Handing over Digital Assets

In contrast to conventional inheritance of physical assets, digital inheritance also needs to cope with the fact that the digital heirs may only be known by their email addresses or mobile numbers. Handing over digital assets requires additional instructions that maybe crucial for a heir to further treat the digital assets.

Application

Digital Inheritance should be setup wherever important data needs to be handed-over in case of an event that renders the owner incapable of caring for those assets. The data owner hence has an interest to list (or centrally store) his/her assets and decide who will need which data. The data owner will also need to specify the circumstances under which the data shall be handed over to heirs (generally this is simply the death of the owner) but it can be difficult and extremely annoying to proof the death in an international setup where heirs, data sources and last residence of the owner are internationally spread. The data owner will also need to have a way for secure and guaranteed notifications of data heirs even if they are only reachable via electronic channels.

Other applications can be to simply document the digital essence of a person, meaning to fulfill one of the oldest and deepest human wishes, to leave traces and become remembered.

From a legal point of view, digital inheritance requires that digital data takes part of the descendant’s estate. As mentioned at the beginning, the concept of universal succession means, that heirs enter into the legal position regarding property rights of the testator by law.
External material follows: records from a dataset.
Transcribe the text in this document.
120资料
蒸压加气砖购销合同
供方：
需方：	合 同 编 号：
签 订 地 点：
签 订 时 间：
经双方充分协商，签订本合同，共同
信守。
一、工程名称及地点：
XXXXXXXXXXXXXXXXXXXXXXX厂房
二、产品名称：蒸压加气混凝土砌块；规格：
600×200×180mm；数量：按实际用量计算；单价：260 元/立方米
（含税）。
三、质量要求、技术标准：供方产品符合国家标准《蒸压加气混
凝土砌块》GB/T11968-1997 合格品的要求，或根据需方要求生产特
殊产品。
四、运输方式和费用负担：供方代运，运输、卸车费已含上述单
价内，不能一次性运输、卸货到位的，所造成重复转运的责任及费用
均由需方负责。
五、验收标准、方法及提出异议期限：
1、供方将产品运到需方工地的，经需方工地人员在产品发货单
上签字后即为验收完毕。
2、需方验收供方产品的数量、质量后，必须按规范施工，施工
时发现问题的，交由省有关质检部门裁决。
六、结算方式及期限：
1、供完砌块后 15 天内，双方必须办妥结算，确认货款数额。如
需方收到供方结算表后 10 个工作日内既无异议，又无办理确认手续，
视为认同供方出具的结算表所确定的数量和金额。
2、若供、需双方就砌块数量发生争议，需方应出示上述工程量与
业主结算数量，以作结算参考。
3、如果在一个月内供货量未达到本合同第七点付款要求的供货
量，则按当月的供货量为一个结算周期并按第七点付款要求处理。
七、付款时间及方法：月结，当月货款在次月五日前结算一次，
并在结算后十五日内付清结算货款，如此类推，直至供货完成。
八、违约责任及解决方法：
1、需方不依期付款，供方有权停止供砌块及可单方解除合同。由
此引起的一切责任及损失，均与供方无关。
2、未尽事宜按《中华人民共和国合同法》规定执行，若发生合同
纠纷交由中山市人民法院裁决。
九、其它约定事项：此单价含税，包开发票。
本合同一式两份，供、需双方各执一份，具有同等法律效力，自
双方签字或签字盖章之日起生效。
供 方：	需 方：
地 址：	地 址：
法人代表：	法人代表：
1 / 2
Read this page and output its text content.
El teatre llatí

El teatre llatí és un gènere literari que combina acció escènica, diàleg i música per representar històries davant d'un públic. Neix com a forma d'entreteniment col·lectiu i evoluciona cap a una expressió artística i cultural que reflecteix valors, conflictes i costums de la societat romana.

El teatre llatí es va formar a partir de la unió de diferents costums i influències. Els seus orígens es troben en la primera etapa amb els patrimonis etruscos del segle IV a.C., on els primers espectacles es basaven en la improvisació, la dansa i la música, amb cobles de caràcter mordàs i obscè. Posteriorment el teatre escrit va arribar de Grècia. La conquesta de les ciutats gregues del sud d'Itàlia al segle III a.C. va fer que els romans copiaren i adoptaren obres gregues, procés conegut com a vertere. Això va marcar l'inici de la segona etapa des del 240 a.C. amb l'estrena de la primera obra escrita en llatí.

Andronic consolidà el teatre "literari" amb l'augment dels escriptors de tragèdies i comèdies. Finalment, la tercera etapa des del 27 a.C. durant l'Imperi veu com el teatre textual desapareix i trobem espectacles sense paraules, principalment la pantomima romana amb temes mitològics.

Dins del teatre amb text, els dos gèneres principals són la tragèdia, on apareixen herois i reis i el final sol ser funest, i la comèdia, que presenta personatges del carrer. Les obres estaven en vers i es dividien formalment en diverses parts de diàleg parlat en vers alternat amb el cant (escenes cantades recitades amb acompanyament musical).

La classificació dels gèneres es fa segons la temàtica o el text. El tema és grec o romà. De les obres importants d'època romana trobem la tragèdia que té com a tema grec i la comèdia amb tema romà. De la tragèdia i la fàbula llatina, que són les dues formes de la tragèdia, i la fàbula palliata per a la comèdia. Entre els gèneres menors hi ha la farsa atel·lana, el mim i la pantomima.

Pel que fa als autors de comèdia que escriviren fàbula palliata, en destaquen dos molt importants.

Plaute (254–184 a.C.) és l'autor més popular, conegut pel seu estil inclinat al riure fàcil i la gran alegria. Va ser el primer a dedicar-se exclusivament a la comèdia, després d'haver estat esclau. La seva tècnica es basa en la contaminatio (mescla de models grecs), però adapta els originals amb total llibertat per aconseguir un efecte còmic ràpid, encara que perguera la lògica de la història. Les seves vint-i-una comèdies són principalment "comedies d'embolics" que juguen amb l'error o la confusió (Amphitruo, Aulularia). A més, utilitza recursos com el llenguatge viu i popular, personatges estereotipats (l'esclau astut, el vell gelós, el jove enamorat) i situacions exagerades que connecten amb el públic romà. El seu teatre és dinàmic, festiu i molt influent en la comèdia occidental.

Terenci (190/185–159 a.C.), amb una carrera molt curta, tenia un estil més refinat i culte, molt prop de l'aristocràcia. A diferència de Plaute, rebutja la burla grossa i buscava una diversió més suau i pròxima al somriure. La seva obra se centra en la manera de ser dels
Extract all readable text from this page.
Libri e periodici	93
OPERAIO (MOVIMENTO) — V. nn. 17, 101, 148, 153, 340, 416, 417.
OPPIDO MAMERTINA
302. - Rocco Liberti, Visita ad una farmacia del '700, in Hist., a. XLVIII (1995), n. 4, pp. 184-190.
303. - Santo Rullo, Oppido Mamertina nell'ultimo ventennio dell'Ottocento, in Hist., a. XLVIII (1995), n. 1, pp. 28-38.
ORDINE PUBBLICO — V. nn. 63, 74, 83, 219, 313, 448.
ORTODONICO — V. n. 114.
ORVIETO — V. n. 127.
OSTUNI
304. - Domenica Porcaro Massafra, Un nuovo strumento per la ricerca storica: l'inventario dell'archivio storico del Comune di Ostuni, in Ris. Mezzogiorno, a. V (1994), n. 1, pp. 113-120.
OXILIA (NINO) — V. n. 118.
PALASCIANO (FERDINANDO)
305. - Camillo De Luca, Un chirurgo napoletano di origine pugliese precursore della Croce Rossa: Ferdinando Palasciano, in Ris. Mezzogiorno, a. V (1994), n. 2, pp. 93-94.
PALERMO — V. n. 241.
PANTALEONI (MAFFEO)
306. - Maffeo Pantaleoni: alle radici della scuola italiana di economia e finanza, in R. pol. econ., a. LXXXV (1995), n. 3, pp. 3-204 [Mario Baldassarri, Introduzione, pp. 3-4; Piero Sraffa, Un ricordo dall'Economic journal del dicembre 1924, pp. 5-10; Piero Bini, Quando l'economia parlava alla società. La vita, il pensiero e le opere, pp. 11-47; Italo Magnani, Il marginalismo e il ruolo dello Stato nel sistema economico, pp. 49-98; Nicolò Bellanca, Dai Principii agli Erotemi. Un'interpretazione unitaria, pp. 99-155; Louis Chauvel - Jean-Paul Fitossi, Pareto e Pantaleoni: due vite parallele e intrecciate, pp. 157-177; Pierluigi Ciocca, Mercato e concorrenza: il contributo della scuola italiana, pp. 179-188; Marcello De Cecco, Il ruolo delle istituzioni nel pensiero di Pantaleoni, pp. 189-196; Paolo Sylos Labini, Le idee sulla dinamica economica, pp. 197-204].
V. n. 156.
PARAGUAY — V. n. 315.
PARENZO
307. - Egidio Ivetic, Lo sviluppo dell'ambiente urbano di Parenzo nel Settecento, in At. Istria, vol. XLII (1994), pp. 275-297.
Such property rights as elements of the descendant’s estate are – under several national laws, e.g. in Switzerland[3] so called subjective rights (like outstanding debits, property, intellectual property rights and others) as well as possession-based rights of the testator.

Digital data can constitute subjective rights (e.g. copy right regarding a manuscript of the testator). However, the majority of digital data won’t be a subjective property right (e.g. passwords, personal images or notes). In order that such data falls into the descendant’s estate, the testator must have possessed these data. Possession again is usually related to objects, which leads to the question, if digital data are objects in the legal sense. Today, it is commonly assumed that digital data does not comply with basic characteristics of objects such as physicalness.

As far as digital data is saved on a data medium of the testator, such digital data is adducted by the possession of the medium as an objective. Of course this is not the case if the testator has transferred his digital data to a service provider to archive it on his server. In such a case, it is crucial, that the testator has had access to the digital data e.g. online with a password. In such a case the password – analog a key for the good old save box – is an aid for access, which creates possession in a legal sense. Then the access to the digital data (and aligned with this the notice of the data) falls into the descendants’s estate. It is currently assumed that there’s no reason why e.g. photographs in a photo album should be treated differently than photos archivated as digital data. As a result it can be declared, that digital data, archivated on a medium of the service provider, falls into the descendant’s estate, as far as the testator has had access and the digital data isn’t cleared with the testators death.

If the testator doesn’t want the ordinary inheritance of his digital data to all of his heirs, but instead wants to pass it exclusively to one or more specific persons (heirs or other persons), he has to make certain dispositions in his lifetime. Of course, if he is the only one who knows about the digital data, he can pass the access keys to his assignee and all the other heirs won’t know about it. Different national law representatives do not agree whether the testator can by means of testamentary disposition assure, that only the assignee does notice of his digital data. The problem here is, that with the opening of the will at the latest, the other heirs should get knowledge of the existence of digital data and will be authorized (under many national laws, e.g. in Switzerland[4]) to get to know the digital data based on their information right as heirs. Not even a declared will of confidentiality of the testator is preferential to the information right of the heirs. This is understandable in a way, as it protects the minimum legal portion of each heir if the digital data has monetary value. All the same the testator can partially assure that his will is going to be respected by downgrading those who do not respect his declared confidentiality will to the minimum legal portion.

Limitations and alternatives

In absence of solutions that can provide the above application the probably simplest approach to digital inheritance is to create regularly a backup of the most important assets and deposit it offsite (e.g. a bank vault) and consequently determine a single person (lawyer, partner, children) that will post-mortem distribute the data. This should also include a list of passwords to online (and local) accounts. Obvious challenges are here in the area of security, data readability (are there still readers for the media, are there still programs for the files) and manageability (uptodateness of the backup as well as assignments to heirs).